Re: [MEDIUM:CONFIRMED:7714] Search Component - Problem with char

Posted: Wed Apr 23, 2008 8:25 pm
by giris
My tables and columns is already configured for UTF-8 :(

/Per-Erik

Re: [MEDIUM:CONFIRMED:7714] Search Component - Problem with

Posted: Wed May 11, 2011 10:28 am
by foo123
For anyone that might be having a similar problem here is a solution to
unicode.php incomplete mutli-octet error.

I had this error when transferring articles form JCE to notepad++ and back.
With utf-8 encoding seems some character(s) didn't get encoded well, anyway
Change this in unicode.php at libraries/phputf8/utils/unicode.php line 167 onwards

Code: Select all

           
 } else {
                /**
                *((0xC0 & (*in) != 0x80) && (mState != 0))
                * Incomplete multi-octet sequence.
                */
                /*trigger_error(
                        'utf8_to_unicode: Incomplete multi-octet '.
                        '   sequence in UTF-8 at byte '.$i,
                        E_USER_WARNING
                    );

                return FALSE;*/
                    //initialize UTF8 cache
                    // mine
					$mState = 0;
                    $mUcs4  = 0;
                    $mBytes = 1;
            }
as for when this error happens when inserting foreign chars into searchboxes etc..
in Joomla 1.5.22 with JoomFish 2 and Virtuemart 1.1.8 when inserting foreign chars into searchboxes seems to work correctly.
Anyway just type the chars in a text-editor encode in utf8 and paste into search box
but previous hack would also do the job..

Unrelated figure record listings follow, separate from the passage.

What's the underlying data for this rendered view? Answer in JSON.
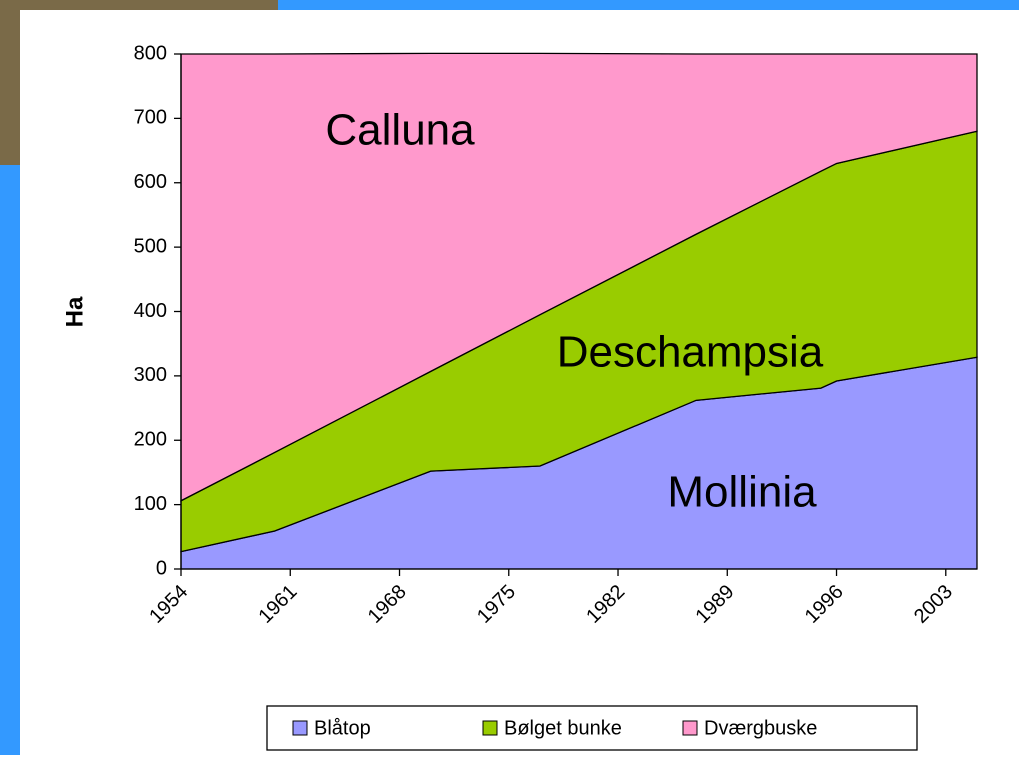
{
  "chart_data": {
    "type": "stacked-area",
    "y_label": "Ha",
    "x": [
      1954,
      1960,
      1970,
      1977,
      1987,
      1995,
      1996,
      2005
    ],
    "xlim": [
      1954,
      2005
    ],
    "xticks": [
      1954,
      1961,
      1968,
      1975,
      1982,
      1989,
      1996,
      2003
    ],
    "ylim": [
      0,
      800
    ],
    "yticks": [
      0,
      100,
      200,
      300,
      400,
      500,
      600,
      700,
      800
    ],
    "series": [
      {
        "name": "Blåtop",
        "color": "#9999ff",
        "values": [
          27,
          59,
          152,
          160,
          262,
          281,
          292,
          329
        ]
      },
      {
        "name": "Bølget bunke",
        "color": "#99cc00",
        "values": [
          79,
          122,
          155,
          235,
          258,
          337,
          338,
          351
        ]
      },
      {
        "name": "Dværgbuske",
        "color": "#ff99cc",
        "values": [
          694,
          619,
          494,
          406,
          280,
          182,
          170,
          120
        ]
      }
    ],
    "annotations": [
      "Calluna",
      "Deschampsia",
      "Mollinia"
    ],
    "legend": "bottom"
  }
}
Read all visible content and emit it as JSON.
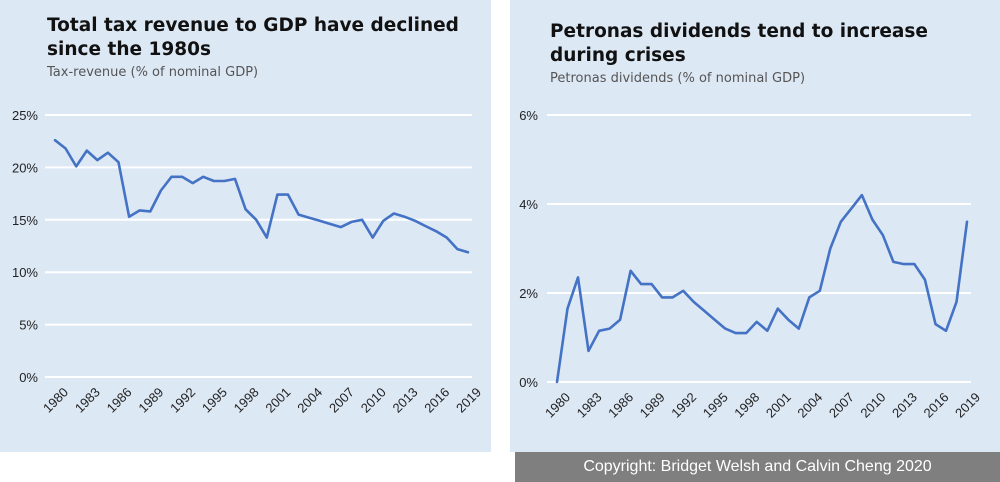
{
  "chart_data": [
    {
      "type": "line",
      "title": "Total tax revenue to GDP have declined since the 1980s",
      "subtitle": "Tax-revenue (% of nominal GDP)",
      "x": [
        1980,
        1981,
        1982,
        1983,
        1984,
        1985,
        1986,
        1987,
        1988,
        1989,
        1990,
        1991,
        1992,
        1993,
        1994,
        1995,
        1996,
        1997,
        1998,
        1999,
        2000,
        2001,
        2002,
        2003,
        2004,
        2005,
        2006,
        2007,
        2008,
        2009,
        2010,
        2011,
        2012,
        2013,
        2014,
        2015,
        2016,
        2017,
        2018,
        2019
      ],
      "series": [
        {
          "values": [
            22.6,
            21.8,
            20.1,
            21.6,
            20.7,
            21.4,
            20.5,
            15.3,
            15.9,
            15.8,
            17.8,
            19.1,
            19.1,
            18.5,
            19.1,
            18.7,
            18.7,
            18.9,
            16.0,
            15.0,
            13.3,
            17.4,
            17.4,
            15.5,
            15.2,
            14.9,
            14.6,
            14.3,
            14.8,
            15.0,
            13.3,
            14.9,
            15.6,
            15.3,
            14.9,
            14.4,
            13.9,
            13.3,
            12.2,
            11.9
          ],
          "color": "#4472c4"
        }
      ],
      "xticks": [
        "1980",
        "1983",
        "1986",
        "1989",
        "1992",
        "1995",
        "1998",
        "2001",
        "2004",
        "2007",
        "2010",
        "2013",
        "2016",
        "2019"
      ],
      "yticks": [
        "0%",
        "5%",
        "10%",
        "15%",
        "20%",
        "25%"
      ],
      "ylim": [
        0,
        25
      ],
      "grid": true,
      "legend": "none"
    },
    {
      "type": "line",
      "title": "Petronas dividends tend to increase during crises",
      "subtitle": "Petronas dividends (% of nominal GDP)",
      "x": [
        1980,
        1981,
        1982,
        1983,
        1984,
        1985,
        1986,
        1987,
        1988,
        1989,
        1990,
        1991,
        1992,
        1993,
        1994,
        1995,
        1996,
        1997,
        1998,
        1999,
        2000,
        2001,
        2002,
        2003,
        2004,
        2005,
        2006,
        2007,
        2008,
        2009,
        2010,
        2011,
        2012,
        2013,
        2014,
        2015,
        2016,
        2017,
        2018,
        2019
      ],
      "series": [
        {
          "values": [
            0.0,
            1.65,
            2.35,
            0.7,
            1.15,
            1.2,
            1.4,
            2.5,
            2.2,
            2.2,
            1.9,
            1.9,
            2.05,
            1.8,
            1.6,
            1.4,
            1.2,
            1.1,
            1.1,
            1.35,
            1.15,
            1.65,
            1.4,
            1.2,
            1.9,
            2.05,
            3.0,
            3.6,
            3.9,
            4.2,
            3.65,
            3.3,
            2.7,
            2.65,
            2.65,
            2.3,
            1.3,
            1.15,
            1.8,
            3.6
          ],
          "color": "#4472c4"
        }
      ],
      "xticks": [
        "1980",
        "1983",
        "1986",
        "1989",
        "1992",
        "1995",
        "1998",
        "2001",
        "2004",
        "2007",
        "2010",
        "2013",
        "2016",
        "2019"
      ],
      "yticks": [
        "0%",
        "2%",
        "4%",
        "6%"
      ],
      "ylim": [
        0,
        6
      ],
      "grid": true,
      "legend": "none"
    }
  ],
  "footer": {
    "copyright": "Copyright: Bridget Welsh and Calvin Cheng 2020"
  }
}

Re: [MEDIUM:CONFIRMED:7714] Search Component - Problem with

Posted: Sun Feb 05, 2012 1:34 pm
by meldweny
i have the same error after installing jomsocial joomla 1.7
foo123
i tried your code but it gives blank page

Re: [MEDIUM:CONFIRMED:7714] Search Component - Problem with

Posted: Sun Feb 05, 2012 7:16 pm
by Per Yngve Berg
meldweny: This thread is from 2007 and is for Joomla 1.5.

Post your question making a new topic in the appropriate forum (j2.5/1.7).